Morgan McKinnon said...

HENRY FORD: As told in “Think and Grow Rich”

During the world war, a Chicago newspaper published certain editorials in which, among other statements, Henry Ford was called "an ignorant pacifist."

Mr. Ford objected to the statements, and brought suit against the paper for libeling him… the attorneys for the paper placed Mr. Ford, himself, on the witness stand, for the purpose of proving to the jury that he was ignorant.

The attorneys asked Mr. Ford a great variety of questions, all of them intended to prove, by his own evidence, that,… he was, in the main, ignorant.

Mr. Ford was plied with such questions as the following:

"Who was Benedict Arnold?" and "How many soldiers did the British send over to America to put down the Rebellion of 1776?"

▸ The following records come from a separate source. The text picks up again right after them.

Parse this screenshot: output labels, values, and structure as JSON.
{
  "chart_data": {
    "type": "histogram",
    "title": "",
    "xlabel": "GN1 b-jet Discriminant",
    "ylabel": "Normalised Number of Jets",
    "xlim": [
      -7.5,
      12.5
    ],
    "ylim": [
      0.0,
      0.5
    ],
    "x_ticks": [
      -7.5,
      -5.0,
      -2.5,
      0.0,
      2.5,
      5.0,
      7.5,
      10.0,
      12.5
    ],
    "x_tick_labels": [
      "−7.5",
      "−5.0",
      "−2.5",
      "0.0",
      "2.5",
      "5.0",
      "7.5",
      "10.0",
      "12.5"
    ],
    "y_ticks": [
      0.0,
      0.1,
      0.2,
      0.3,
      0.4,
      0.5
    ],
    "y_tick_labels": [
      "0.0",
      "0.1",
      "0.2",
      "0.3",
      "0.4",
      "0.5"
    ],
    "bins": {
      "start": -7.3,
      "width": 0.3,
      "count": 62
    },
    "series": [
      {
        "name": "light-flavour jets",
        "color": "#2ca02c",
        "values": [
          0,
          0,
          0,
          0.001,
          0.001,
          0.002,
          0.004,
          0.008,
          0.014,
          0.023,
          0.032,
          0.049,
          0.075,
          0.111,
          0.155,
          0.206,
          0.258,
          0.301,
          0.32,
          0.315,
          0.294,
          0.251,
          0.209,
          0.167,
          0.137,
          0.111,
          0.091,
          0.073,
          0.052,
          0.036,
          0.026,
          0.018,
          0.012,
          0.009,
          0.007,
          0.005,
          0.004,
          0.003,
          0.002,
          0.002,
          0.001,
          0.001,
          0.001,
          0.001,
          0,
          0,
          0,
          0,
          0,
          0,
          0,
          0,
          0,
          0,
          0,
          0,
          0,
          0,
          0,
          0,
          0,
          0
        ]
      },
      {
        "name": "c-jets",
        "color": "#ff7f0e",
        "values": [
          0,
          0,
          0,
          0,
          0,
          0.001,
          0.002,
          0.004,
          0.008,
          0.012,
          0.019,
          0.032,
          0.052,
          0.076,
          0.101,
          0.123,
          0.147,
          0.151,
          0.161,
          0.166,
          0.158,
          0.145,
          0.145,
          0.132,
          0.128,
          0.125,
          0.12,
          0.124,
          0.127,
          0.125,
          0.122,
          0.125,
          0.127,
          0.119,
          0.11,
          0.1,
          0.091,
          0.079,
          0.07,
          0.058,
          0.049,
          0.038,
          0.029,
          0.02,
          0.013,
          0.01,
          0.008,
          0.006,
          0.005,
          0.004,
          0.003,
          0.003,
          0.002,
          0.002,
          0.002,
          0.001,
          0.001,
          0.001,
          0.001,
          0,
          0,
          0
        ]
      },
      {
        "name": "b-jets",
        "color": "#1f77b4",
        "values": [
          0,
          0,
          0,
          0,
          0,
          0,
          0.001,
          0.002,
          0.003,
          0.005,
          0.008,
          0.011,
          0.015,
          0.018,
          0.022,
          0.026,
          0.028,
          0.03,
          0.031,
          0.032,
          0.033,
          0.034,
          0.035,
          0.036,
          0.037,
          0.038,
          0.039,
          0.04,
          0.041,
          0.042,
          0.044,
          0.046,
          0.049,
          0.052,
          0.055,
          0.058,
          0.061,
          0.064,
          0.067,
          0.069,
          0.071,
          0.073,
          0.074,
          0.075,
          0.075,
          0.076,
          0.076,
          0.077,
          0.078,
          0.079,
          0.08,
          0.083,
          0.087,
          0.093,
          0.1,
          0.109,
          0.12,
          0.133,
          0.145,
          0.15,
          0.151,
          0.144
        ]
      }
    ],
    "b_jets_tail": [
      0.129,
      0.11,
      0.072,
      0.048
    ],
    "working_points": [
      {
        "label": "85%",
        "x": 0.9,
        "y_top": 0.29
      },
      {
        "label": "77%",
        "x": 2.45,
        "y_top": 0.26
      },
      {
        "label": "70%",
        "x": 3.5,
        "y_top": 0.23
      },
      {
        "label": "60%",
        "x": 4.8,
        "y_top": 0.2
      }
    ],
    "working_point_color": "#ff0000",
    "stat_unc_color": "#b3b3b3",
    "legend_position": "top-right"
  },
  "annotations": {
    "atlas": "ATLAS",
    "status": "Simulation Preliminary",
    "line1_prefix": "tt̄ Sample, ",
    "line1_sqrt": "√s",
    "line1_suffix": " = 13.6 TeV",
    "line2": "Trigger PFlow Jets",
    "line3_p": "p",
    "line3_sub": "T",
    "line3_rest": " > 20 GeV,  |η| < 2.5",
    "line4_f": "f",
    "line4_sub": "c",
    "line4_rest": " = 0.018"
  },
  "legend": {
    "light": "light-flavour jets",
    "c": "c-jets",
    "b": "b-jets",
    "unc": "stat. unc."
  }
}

In answer to the last question, Mr. Ford replied,

"I do not know the exact number of soldiers the British sent over, but I have heard that it was a considerably larger number than ever went back."

Finally, Mr. Ford became tired of this line of questioning, he leaned over, pointed his finger at the lawyer who had asked the question, and said,

"If I should really WANT to answer the foolish question you have just asked, or any of the other questions you have been asking me, let me remind you that I have a row of electric push-buttons on my desk, and by pushing the right button, I can summon to my aid men who can answer ANY question I desire to ask concerning the business to which I am devoting most of my efforts…”

There certainly was good logic to that reply.

That answer floored the lawyer. Every person in the courtroom realized it was the answer, not of an ignorant man, but of a man of EDUCATION.

And so the point stands…any man is educated who knows where to get knowledge when he needs it, and how to organize that knowledge into definite plans of action.

Ford left a personal fortune estimated at $500 to $700 million, bequeathing the largest share of his holdings in the Ford Motor Company to the Ford Foundation, a nonprofit organization.